Create an SEO Strategy without crying
Look. SEO (search engine optimisation – marketers do love an acronym) sounds terrifying because it’s supposed to. Half the jargon was invented by people that want you to pay them £2K a month to ‘fix’ your website.
But the truth? It’s mostly just common sense, Google stalking and not giving up halfway through. Even if you’re allergic to tech, you can absolutely duct-tape an SEO strategy together that works. Here’s how to survive it in five steps. Simple.
SEO Strategy – The extremely basic version
SEO = getting your website to show up when people ask Google random questions.
The point is more traffic. And, in an ideal world, more sales, instead of you doomscrolling into the depths of despair. There are a million complicated ways to do SEO, but you don’t need a PhD in ‘Algorithm Whispering’ to get started. This is the starter pack, the ‘something’s better than nothing’ version.
The Five Steps
1. Figure out who actually gives a sh*t.
Before you start throwing keywords around like confetti, ask yourself:
- Who is this for?
- What is their problem?
- Why should they give you money instead of literally anyone else?
Understand what’s rattling around their brain at 2am. Know their frustrations – what keeps them awake at night? Their heart’s desires – what can’t they say no to? Their: “Oh god, I hope no one sees my search history” needs 👀
Also, not just for SEO reasons, figure out where they hang out online, not where you want them to be. Where they actually are. You have to meet them where they’re at – not try and coax them with god knows what to your favourite hang out. Suck it up.
2. Know your keywords (and your enemies)
You need to know what your audience is typing into Google with grim, sweaty determination. Make a list of keywords your brand should show up for.
- Brainstorm a bit
- Stalk your competitors
- Use Google’s free keyword planner if you want to feel like a real marketer for 10 minutes. (We’ll wait.)

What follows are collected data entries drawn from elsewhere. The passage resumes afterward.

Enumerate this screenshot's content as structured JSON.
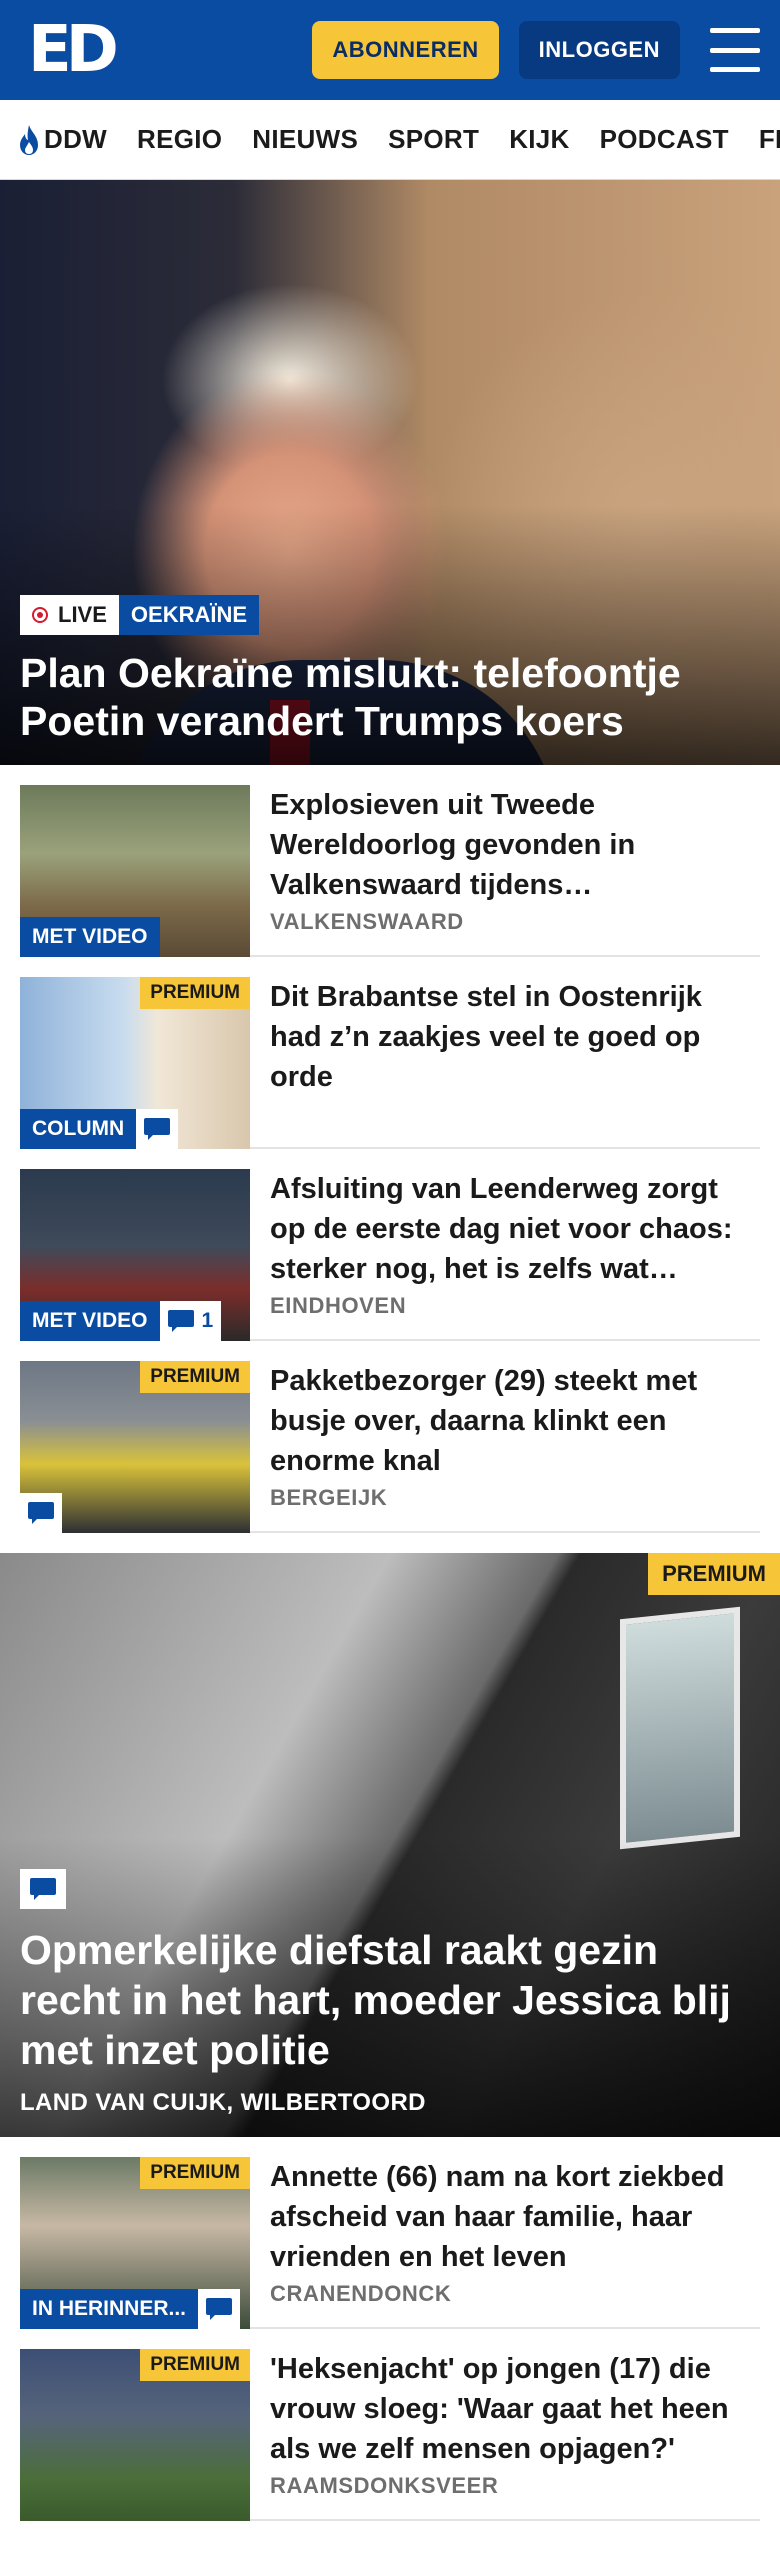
{
  "header": {
    "logo": "ED",
    "subscribe_label": "ABONNEREN",
    "login_label": "INLOGGEN",
    "menu_icon": "hamburger-menu-icon"
  },
  "nav": {
    "items": [
      {
        "label": "DDW",
        "icon": "flame-icon"
      },
      {
        "label": "REGIO"
      },
      {
        "label": "NIEUWS"
      },
      {
        "label": "SPORT"
      },
      {
        "label": "KIJK"
      },
      {
        "label": "PODCAST"
      },
      {
        "label": "FEE"
      }
    ]
  },
  "hero": {
    "live_label": "LIVE",
    "topic": "OEKRAÏNE",
    "title": "Plan Oekraïne mislukt: telefoontje Poetin verandert Trumps koers"
  },
  "articles": [
    {
      "title": "Explosieven uit Tweede Wereldoorlog gevonden in Valkenswaard tijdens graafwerkzaamheden",
      "place": "VALKENSWAARD",
      "badge": "MET VIDEO",
      "premium": ""
    },
    {
      "title": "Dit Brabantse stel in Oostenrijk had z’n zaakjes veel te goed op orde",
      "place": "",
      "badge": "COLUMN",
      "premium": "PREMIUM"
    },
    {
      "title": "Afsluiting van Leenderweg zorgt op de eerste dag niet voor chaos: sterker nog, het is zelfs wat rustiger",
      "place": "EINDHOVEN",
      "badge": "MET VIDEO",
      "comments": "1",
      "premium": ""
    },
    {
      "title": "Pakketbezorger (29) steekt met busje over, daarna klinkt een enorme knal",
      "place": "BERGEIJK",
      "premium": "PREMIUM"
    }
  ],
  "feature": {
    "premium": "PREMIUM",
    "title": "Opmerkelijke diefstal raakt gezin recht in het hart, moeder Jessica blij met inzet politie",
    "place": "LAND VAN CUIJK, WILBERTOORD"
  },
  "articles2": [
    {
      "title": "Annette (66) nam na kort ziekbed afscheid van haar familie, haar vrienden en het leven",
      "place": "CRANENDONCK",
      "badge": "IN HERINNER...",
      "premium": "PREMIUM"
    },
    {
      "title": "'Heksenjacht' op jongen (17) die vrouw sloeg: 'Waar gaat het heen als we zelf mensen opjagen?'",
      "place": "RAAMSDONKSVEER",
      "premium": "PREMIUM"
    }
  ],
  "colors": {
    "brand_blue": "#0a4ca1",
    "premium_yellow": "#f6c538",
    "live_red": "#d7192d"
  }
}
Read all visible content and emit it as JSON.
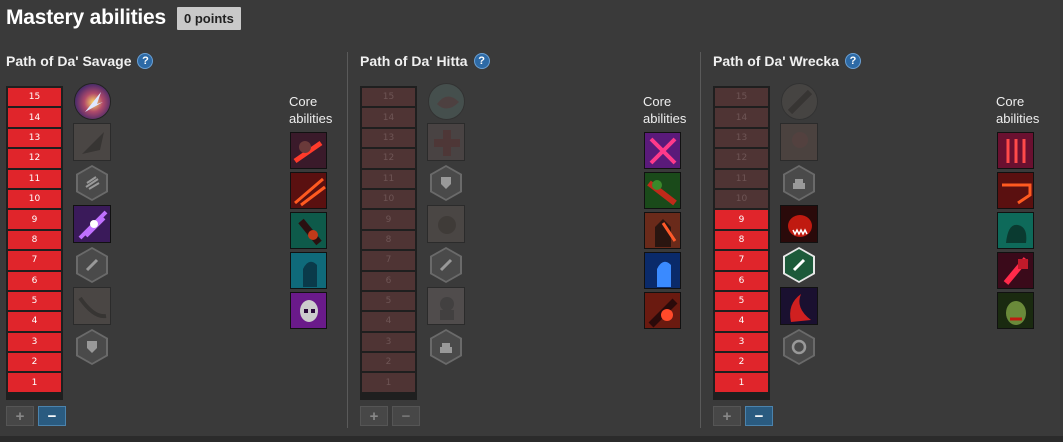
{
  "header": {
    "title": "Mastery abilities",
    "points": "0 points"
  },
  "levels": [
    "15",
    "14",
    "13",
    "12",
    "11",
    "10",
    "9",
    "8",
    "7",
    "6",
    "5",
    "4",
    "3",
    "2",
    "1"
  ],
  "core_label": "Core abilities",
  "controls": {
    "plus": "+",
    "minus": "−"
  },
  "trees": [
    {
      "name": "Path of Da' Savage",
      "help": "?",
      "unlocked_up_to": 15
    },
    {
      "name": "Path of Da' Hitta",
      "help": "?",
      "unlocked_up_to": 0
    },
    {
      "name": "Path of Da' Wrecka",
      "help": "?",
      "unlocked_up_to": 9
    }
  ],
  "colors": {
    "level_on": "#e0252b",
    "level_off": "#4f3434",
    "help": "#2d6aa6",
    "minus_active": "#2a5b80"
  }
}
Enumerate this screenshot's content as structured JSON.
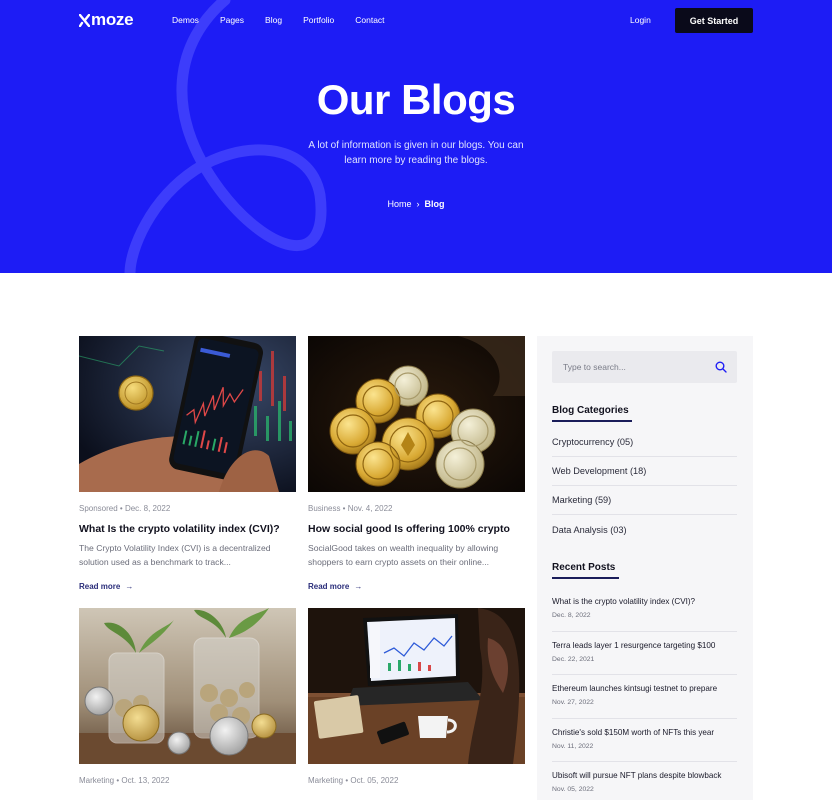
{
  "brand": {
    "name": "moze",
    "mark_icon": "x-logo-icon",
    "accent": "#1d1cf5"
  },
  "nav": {
    "links": [
      "Demos",
      "Pages",
      "Blog",
      "Portfolio",
      "Contact"
    ],
    "login": "Login",
    "cta": "Get Started"
  },
  "hero": {
    "title": "Our Blogs",
    "subtitle": "A lot of information is given in our blogs. You can learn more by reading the blogs.",
    "breadcrumb": {
      "home": "Home",
      "current": "Blog"
    }
  },
  "posts": [
    {
      "meta": "Sponsored • Dec. 8, 2022",
      "title": "What Is the crypto volatility index (CVI)?",
      "excerpt": "The Crypto Volatility Index (CVI) is a decentralized solution used as a benchmark to track...",
      "more": "Read more",
      "image": "hand holding phone with crypto chart"
    },
    {
      "meta": "Business • Nov. 4, 2022",
      "title": "How social good Is offering 100% crypto",
      "excerpt": "SocialGood takes on wealth inequality by allowing shoppers to earn crypto assets on their online...",
      "more": "Read more",
      "image": "pile of gold crypto coins"
    },
    {
      "meta": "Marketing • Oct. 13, 2022",
      "title": "",
      "image": "coins in glass jars with plants"
    },
    {
      "meta": "Marketing • Oct. 05, 2022",
      "title": "",
      "image": "person using laptop with trading dashboard"
    }
  ],
  "sidebar": {
    "search_placeholder": "Type to search...",
    "categories_title": "Blog Categories",
    "categories": [
      "Cryptocurrency (05)",
      "Web Development (18)",
      "Marketing (59)",
      "Data Analysis (03)"
    ],
    "recent_title": "Recent Posts",
    "recent": [
      {
        "title": "What is the crypto volatility index (CVI)?",
        "date": "Dec. 8, 2022"
      },
      {
        "title": "Terra leads layer 1 resurgence targeting $100",
        "date": "Dec. 22, 2021"
      },
      {
        "title": "Ethereum launches kintsugi testnet to prepare",
        "date": "Nov. 27, 2022"
      },
      {
        "title": "Christie's sold $150M worth of NFTs this year",
        "date": "Nov. 11, 2022"
      },
      {
        "title": "Ubisoft will pursue NFT plans despite blowback",
        "date": "Nov. 05, 2022"
      }
    ]
  }
}
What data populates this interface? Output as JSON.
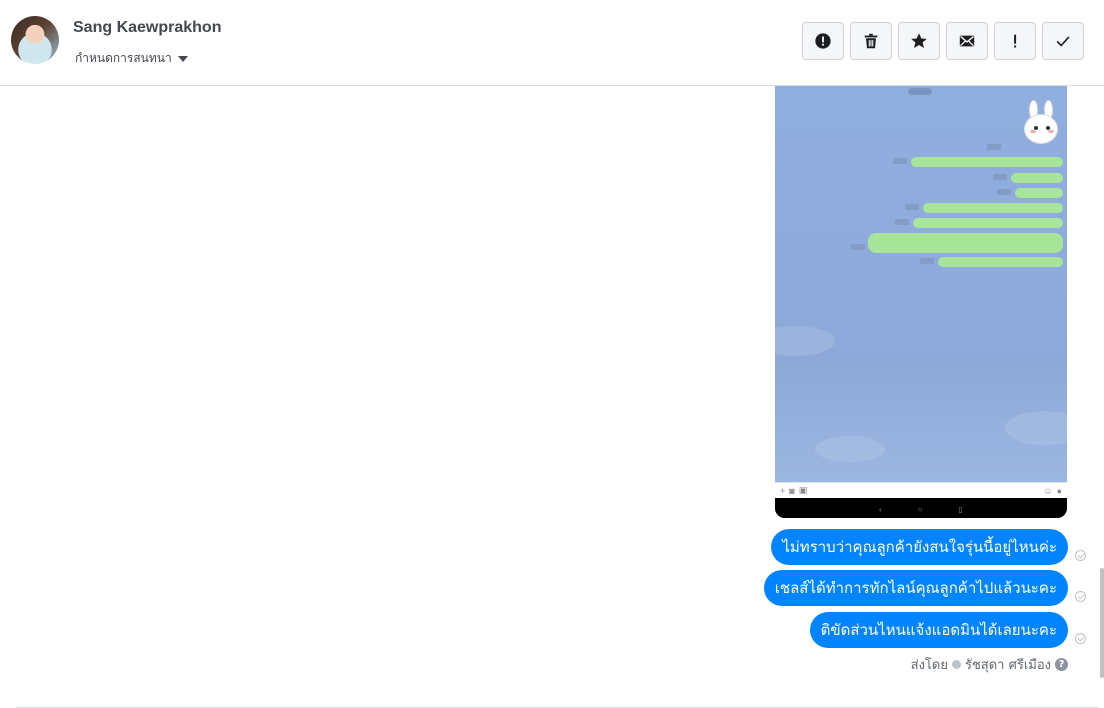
{
  "header": {
    "name": "Sang Kaewprakhon",
    "assign_label": "กำหนดการสนทนา"
  },
  "toolbar": {
    "buttons": [
      {
        "icon": "alert-circle-icon"
      },
      {
        "icon": "trash-icon"
      },
      {
        "icon": "star-icon"
      },
      {
        "icon": "envelope-icon"
      },
      {
        "icon": "exclamation-icon"
      },
      {
        "icon": "checkmark-icon"
      }
    ]
  },
  "messages": [
    {
      "text": "ไม่ทราบว่าคุณลูกค้ายังสนใจรุ่นนี้อยู่ไหนค่ะ"
    },
    {
      "text": "เชลส์ได้ทำการทักไลน์คุณลูกค้าไปแล้วนะคะ"
    },
    {
      "text": "ติขัดส่วนไหนแจ้งแอดมินได้เลยนะคะ"
    }
  ],
  "sent_by": {
    "prefix": "ส่งโดย",
    "agent": "รัชสุดา ศรีเมือง"
  },
  "colors": {
    "bubble": "#0084ff",
    "chat_background": "#8ea9d9",
    "line_bubble": "#a6e59a"
  }
}
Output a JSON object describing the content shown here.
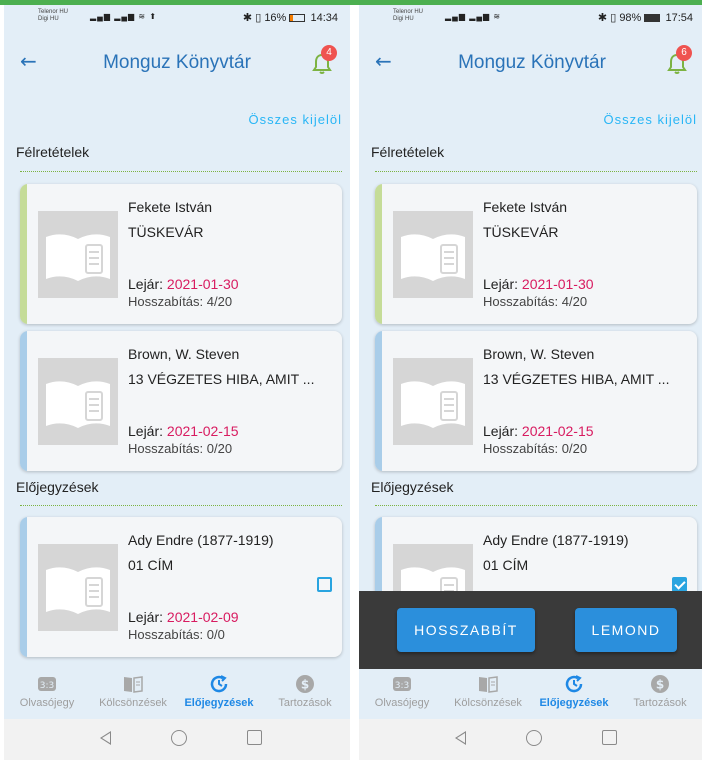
{
  "colors": {
    "accent": "#2a73b8",
    "due_date": "#d81b60",
    "select_all": "#29b6f6",
    "badge": "#ef5350",
    "stripe_green": "#c5dc98",
    "stripe_blue": "#a9cde9",
    "action_bar": "#3a3a3a",
    "action_button": "#2b8fdc"
  },
  "screens": [
    {
      "status": {
        "carrier1": "Telenor HU",
        "carrier2": "Digi HU",
        "battery": "16%",
        "time": "14:34"
      },
      "title": "Monguz Könyvtár",
      "notifications": "4",
      "select_all": "Összes kijelöl",
      "section_reservations": "Félretételek",
      "section_holds": "Előjegyzések",
      "cards": [
        {
          "author": "Fekete István",
          "title": "TÜSKEVÁR",
          "due_label": "Lejár:",
          "due_date": "2021-01-30",
          "extension": "Hosszabítás: 4/20"
        },
        {
          "author": "Brown, W. Steven",
          "title": "13 VÉGZETES HIBA, AMIT ...",
          "due_label": "Lejár:",
          "due_date": "2021-02-15",
          "extension": "Hosszabítás: 0/20"
        },
        {
          "author": "Ady Endre (1877-1919)",
          "title": "01 CÍM",
          "due_label": "Lejár:",
          "due_date": "2021-02-09",
          "extension": "Hosszabítás: 0/0"
        }
      ],
      "nav": [
        "Olvasójegy",
        "Kölcsönzések",
        "Előjegyzések",
        "Tartozások"
      ]
    },
    {
      "status": {
        "carrier1": "Telenor HU",
        "carrier2": "Digi HU",
        "battery": "98%",
        "time": "17:54"
      },
      "title": "Monguz Könyvtár",
      "notifications": "6",
      "select_all": "Összes kijelöl",
      "section_reservations": "Félretételek",
      "section_holds": "Előjegyzések",
      "cards": [
        {
          "author": "Fekete István",
          "title": "TÜSKEVÁR",
          "due_label": "Lejár:",
          "due_date": "2021-01-30",
          "extension": "Hosszabítás: 4/20"
        },
        {
          "author": "Brown, W. Steven",
          "title": "13 VÉGZETES HIBA, AMIT ...",
          "due_label": "Lejár:",
          "due_date": "2021-02-15",
          "extension": "Hosszabítás: 0/20"
        },
        {
          "author": "Ady Endre (1877-1919)",
          "title": "01 CÍM"
        }
      ],
      "actions": {
        "extend": "HOSSZABBÍT",
        "cancel": "LEMOND"
      },
      "nav": [
        "Olvasójegy",
        "Kölcsönzések",
        "Előjegyzések",
        "Tartozások"
      ]
    }
  ]
}
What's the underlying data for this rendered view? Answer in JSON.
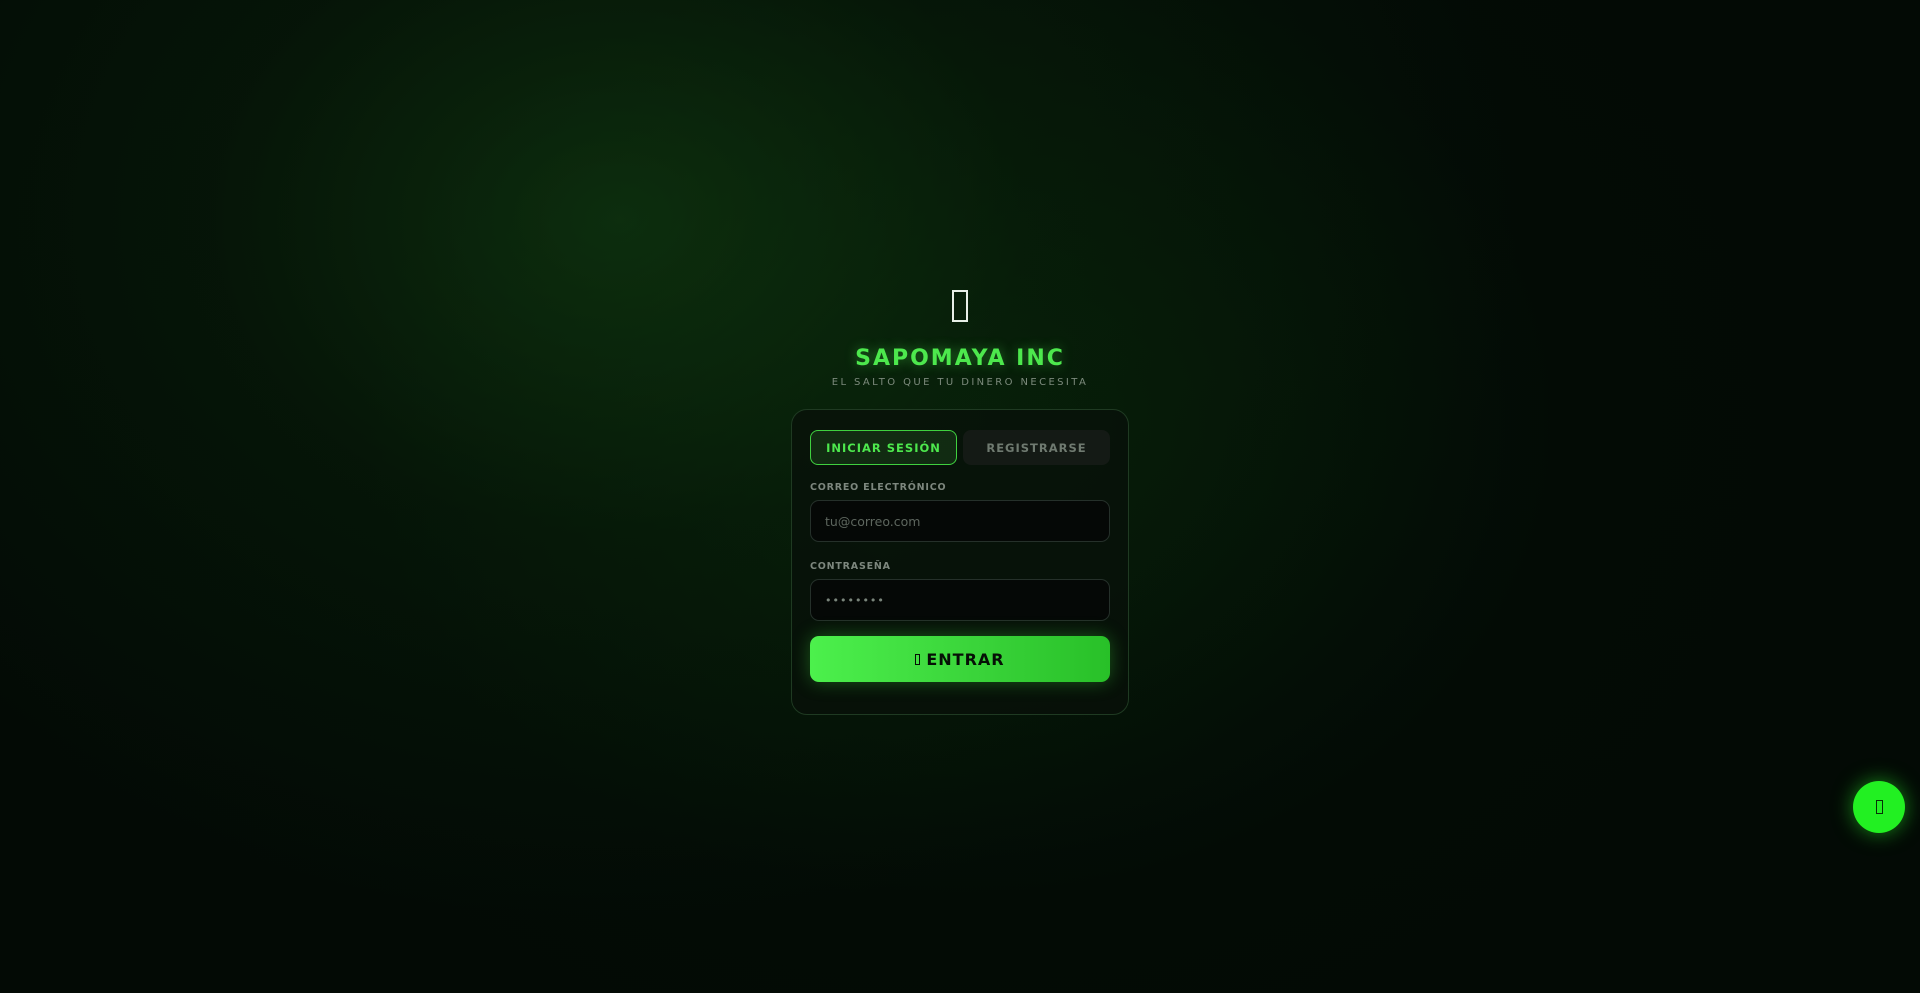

Bonus points | Search your keywords and see who’s currently winning. Quietly seethe, then plot your revenge with better content and steal the show.
3. Make a content plan that doesn’t suck.
Your keywords = your content ideas. Who knew? (spoiler: we did.)
Create content that:
- Answers questions people are actually asking.
- Isn’t longer than it needs to be.
- Sounds like a human wrote it (because, shocker, humans read it).
If you do it right and people will find your stuff, trust you enough as anyone can trust someone they’ve never met, and maybe even link to it. (That’s free marketing, baby.)
4. Hustle for links (the good kind)
More websites linking to your site = Google thinks you’re legit.
But no, you can’t just sit there waiting for it to happen.
You’ll have to ask, network, trade favours, and maybe even *gasp* create content people want to reference.
Need ideas? Backlinko has actual, usable advice without making you feel like you’re dying inside. Go, now. Quickly. Tell them we sent you.
5. Set goals. Pretend you’re tracking them
If you don’t track what’s working, you’ll just keep doing random rubbish and hoping for the best. Set a few KPIs, aka Key Performance Indicators (Ugh, we try to limit the jargon unless we have no choice), which is stuff that proves this isn’t a complete waste of time.:
- Website visits | How many people stumbled onto your site, either on purpose or by accident
- Keyword rankings | How high you show up in Google when someone searches your chosen keywords
- Number of backlinks | How many other websites have deemed you worthy of a shout-out.
- Leads or sales from your website | actual humans who found you via Google and then did something useful, like signing up or buying something.
Then check them monthly, cry a little, tweak the plan and keep crawling towards victory.